ISSUE-76: Can errors be treated as false?

Peter, as far as I understood it, your proposal in the recent meeting 
was to treat (recursion) errors to mean "false". For example if a Shape 
would be defined as A OR B and A leads to infinite recursion while B 
evaluates to true then the overall Shape would still be true. Likewise, 
if S = A AND B and A leads to an infinite loop then the overall result 
will always be false, regardless of B.

I have not made up my mind yet whether this interpretation makes sense. 
My understanding was that infinite recursion (or any other fatal error) 
means "I don't know"/"unknown", and that these fatal errors are always 
propagated up to the outside caller(s) to make sure that the user gets a 
meaningful error message. Your suggested interpretation basically says 
that infinite recursion means "false", and errors would not be 
propagated up.

Are we sure this interpretation is desirable and well-defined?

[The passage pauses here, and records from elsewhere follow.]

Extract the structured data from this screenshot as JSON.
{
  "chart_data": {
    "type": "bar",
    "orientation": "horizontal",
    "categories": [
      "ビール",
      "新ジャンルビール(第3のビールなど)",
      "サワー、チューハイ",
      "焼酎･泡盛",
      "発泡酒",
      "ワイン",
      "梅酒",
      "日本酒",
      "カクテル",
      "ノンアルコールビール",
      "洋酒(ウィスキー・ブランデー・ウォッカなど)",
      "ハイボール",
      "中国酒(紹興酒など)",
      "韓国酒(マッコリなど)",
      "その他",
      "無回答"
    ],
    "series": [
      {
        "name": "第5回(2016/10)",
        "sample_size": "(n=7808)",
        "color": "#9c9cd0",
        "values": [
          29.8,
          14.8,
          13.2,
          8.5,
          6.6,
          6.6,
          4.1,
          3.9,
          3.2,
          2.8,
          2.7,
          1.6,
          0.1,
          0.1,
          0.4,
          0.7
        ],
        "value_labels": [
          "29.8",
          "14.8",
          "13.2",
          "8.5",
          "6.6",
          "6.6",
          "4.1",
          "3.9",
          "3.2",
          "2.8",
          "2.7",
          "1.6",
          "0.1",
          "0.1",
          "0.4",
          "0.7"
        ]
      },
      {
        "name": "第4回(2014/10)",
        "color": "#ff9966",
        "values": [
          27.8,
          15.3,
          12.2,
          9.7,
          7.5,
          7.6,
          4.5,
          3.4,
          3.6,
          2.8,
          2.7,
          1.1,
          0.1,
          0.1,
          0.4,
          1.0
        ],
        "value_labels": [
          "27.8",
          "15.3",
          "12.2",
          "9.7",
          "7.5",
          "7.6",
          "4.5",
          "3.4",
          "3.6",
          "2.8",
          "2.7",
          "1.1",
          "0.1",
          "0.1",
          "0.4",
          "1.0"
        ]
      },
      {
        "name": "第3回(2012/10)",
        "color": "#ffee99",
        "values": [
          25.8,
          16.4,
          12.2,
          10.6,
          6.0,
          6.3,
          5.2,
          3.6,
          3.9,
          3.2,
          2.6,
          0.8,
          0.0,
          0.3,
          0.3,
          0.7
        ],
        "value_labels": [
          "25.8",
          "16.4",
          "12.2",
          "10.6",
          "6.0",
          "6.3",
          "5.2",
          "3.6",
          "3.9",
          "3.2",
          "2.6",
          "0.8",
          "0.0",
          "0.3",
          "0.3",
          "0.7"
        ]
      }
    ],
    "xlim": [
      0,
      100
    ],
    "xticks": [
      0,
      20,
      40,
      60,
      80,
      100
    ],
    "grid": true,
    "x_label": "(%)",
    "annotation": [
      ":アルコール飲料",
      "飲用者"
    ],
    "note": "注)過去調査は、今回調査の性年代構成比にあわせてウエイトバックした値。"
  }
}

I have no 
strong opinion (others in the WG have thought more about recursion than 
I have) but I guess we should then apply the same changes to 
sh:valueShape, XOR and NOT.

If nobody sees problems, then I'd appreciate a proposal so that we can 
move on. But as long as there are doubts that this alternative is 
well-defined, I'd prefer to play it safe and continue with the current 


PS: Arthur asked about why an rdf:List is used instead of direct 
properties. Whatever we decide about the execution order, I still 
believe we need an rdf:List so that tools can display consistent 
expressions - if they are unordered triples, there is no way to have 
users enter "A OR B" and then always get "A OR B" in the display back. 
An alternative design would be to limit AND and OR to two operands, 
sh:left and sh:right, but that sounds rather ugly.